Thank you for reading my blog and for saying hi. :) Makes sharing our experience more worthwhile.

I'm also on baby aspirin daily. I've had four LIT sessions with Dr. Aleta and will have a booster shot when I get pregnant again.

Dr. Aleta told us before that for some women, they don't need LIT for their next pregnancies because the body remembers and it no longer attacks the husband's tissue. For some though, they need to have LIT for each pregnancy.

I know several girls who've gone through LIT and they all needed LIT for the next pregnancies. Sigh.

The only way to find out is to have LAT (the test we took to find out if we need LIT) before another pregnancy.

You said you're starting next week. Starting with LIT or starting to try to conceive again?

I'm scared too for this next pregnancy. I keep thinking if I didn't have God, I wouldn't have the courage to try again.

Will pray for you. Keep in touch!

Unknown said...

Well, I'm encouraged. Sounds like your doctor has the knowledge to get you through this and God has everything else. Hang in there. a lot of people are praying for you.

makescoffeenervous said...

Dear Sheila,

Thank you so much.
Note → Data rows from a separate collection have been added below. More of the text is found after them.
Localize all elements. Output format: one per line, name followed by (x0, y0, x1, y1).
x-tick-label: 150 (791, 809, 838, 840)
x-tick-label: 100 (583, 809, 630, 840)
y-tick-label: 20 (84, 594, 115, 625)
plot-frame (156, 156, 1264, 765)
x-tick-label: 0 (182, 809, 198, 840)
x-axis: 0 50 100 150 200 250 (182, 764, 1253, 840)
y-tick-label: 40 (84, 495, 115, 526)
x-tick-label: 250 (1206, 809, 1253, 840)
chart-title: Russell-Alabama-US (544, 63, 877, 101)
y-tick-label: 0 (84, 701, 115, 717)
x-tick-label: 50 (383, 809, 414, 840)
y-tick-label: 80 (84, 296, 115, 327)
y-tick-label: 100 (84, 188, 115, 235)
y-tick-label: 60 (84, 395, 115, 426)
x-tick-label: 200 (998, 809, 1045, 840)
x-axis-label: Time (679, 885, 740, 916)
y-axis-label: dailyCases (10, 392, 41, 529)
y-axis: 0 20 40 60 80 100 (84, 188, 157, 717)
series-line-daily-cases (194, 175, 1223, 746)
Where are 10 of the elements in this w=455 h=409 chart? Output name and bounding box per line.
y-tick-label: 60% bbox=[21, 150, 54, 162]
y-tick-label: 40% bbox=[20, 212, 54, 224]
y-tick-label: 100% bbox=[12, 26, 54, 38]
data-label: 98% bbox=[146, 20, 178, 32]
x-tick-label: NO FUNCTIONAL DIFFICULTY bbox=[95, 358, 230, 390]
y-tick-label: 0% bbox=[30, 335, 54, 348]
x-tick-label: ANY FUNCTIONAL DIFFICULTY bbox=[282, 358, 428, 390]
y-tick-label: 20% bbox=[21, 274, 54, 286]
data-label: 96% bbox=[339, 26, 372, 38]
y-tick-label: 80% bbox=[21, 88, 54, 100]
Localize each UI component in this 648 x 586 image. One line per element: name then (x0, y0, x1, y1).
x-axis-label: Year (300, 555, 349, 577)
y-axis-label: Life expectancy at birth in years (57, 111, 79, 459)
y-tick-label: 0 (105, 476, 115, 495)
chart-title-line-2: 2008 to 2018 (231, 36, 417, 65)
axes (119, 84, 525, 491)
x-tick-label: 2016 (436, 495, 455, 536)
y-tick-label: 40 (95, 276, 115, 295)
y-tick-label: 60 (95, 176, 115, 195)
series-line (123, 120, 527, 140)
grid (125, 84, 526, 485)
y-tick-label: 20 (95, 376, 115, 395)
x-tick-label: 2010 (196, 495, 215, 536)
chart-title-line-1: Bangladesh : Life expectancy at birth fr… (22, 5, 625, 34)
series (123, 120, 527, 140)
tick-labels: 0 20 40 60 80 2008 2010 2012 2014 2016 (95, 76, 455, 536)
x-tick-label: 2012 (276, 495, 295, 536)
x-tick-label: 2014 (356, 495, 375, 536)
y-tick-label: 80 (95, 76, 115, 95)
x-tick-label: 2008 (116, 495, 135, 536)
You are such a blessing.

jannah criselle said...

hi! i'm cj, that girl who greeted you at dr. aleta's office, we will do iui this week, i had 2 miscarriages (both july and december last year). we plan to have a booster if our iui is successful just to be sure...we can chat sometime if you have a facebook account (cjmidel-wong) or ym account (cjmidel_79) at least we both know that we're not alone...

makescoffeenervous said...

hi cj! :)

i'll add you up on facebook and will pray with you on your iui.

thanks for saying hi to me that day. that was just a few days after i found out that we were going to miscarry again. our third.

it does feel better when you know you're not alone.

jannah criselle said...

thank you lara...anyway, if you have time, you and your husband can go to Baclaran church at least once a week (not necessarily wednesday because its novena day the church is very crowded) we (me and my husband) go there every tuesday after his basketball game. i will also pray for you.

makescoffeenervous said...

thank you, cj! keep me posted!

mel said...

Hi, starting with LIT. We had our first session yesterday and it went well. My arm felt bruised after and its already starting to itch (though not very itchy, its still tolerable). I just had a hard time taking a bath. I was also able to talk to Kuya Reggie, he asked what my case was, told him that I had two miscarriages already and that my pregnancies were all naturally conceived, he smiled and whispered to me that its good news because the woman who came after me also have problems conceiving. Anyway, we're still blessed, that's what I always tell myself. I hope we'll all be succssful in our baby making project. I'm also praying for you and for the other women who's experiencing the same =)

makescoffeenervous said...

Hi Mel! By now I think you've removed your bandage. :)

It's tough taking a bath, I know! I wrap my arm in plastic and seal it with packing tape. My husband helps me take a bath. :)

We will be fine. Will pray for you as well.

Take care and keep in touch!

Sheila said...

I stumbled upon this blog searching for fertility doctors. I have been having problems conceiving for 2 and a half years. Baby-making has been such a struggle. I was in the US last year and the doctor I last met told me i needed an IVF and an IVIG . The terms were all alien to me and I got scared and i didn't push through. Im back here in mnl and trying to deal with it again. so hard to deal with this thing and no one to share it with. Nice to know that i've found confidence reading this and Im not alone. I have to read your current blog to know your updates. It feels good to let it out here. Thanks for sharing.

makescoffeenervous said...

Hi Sheila!

Sorry I just read your comment. I've been so busy taking care of the baby that I've neglected this blog.

Hoping you will find the courage to try again!

Let me know if I can help you in some way (doctor referral, etc).

Zen said...

Hi i love reading ur blog. I Have 2 miscarriages and I'm so scared and traumatized with the experience. Can i add you up on facebook?

makescoffeenervous said...

Hi, Zen!

Sorry to hear about your miscarriages. I hope you've found a good doctor to help you.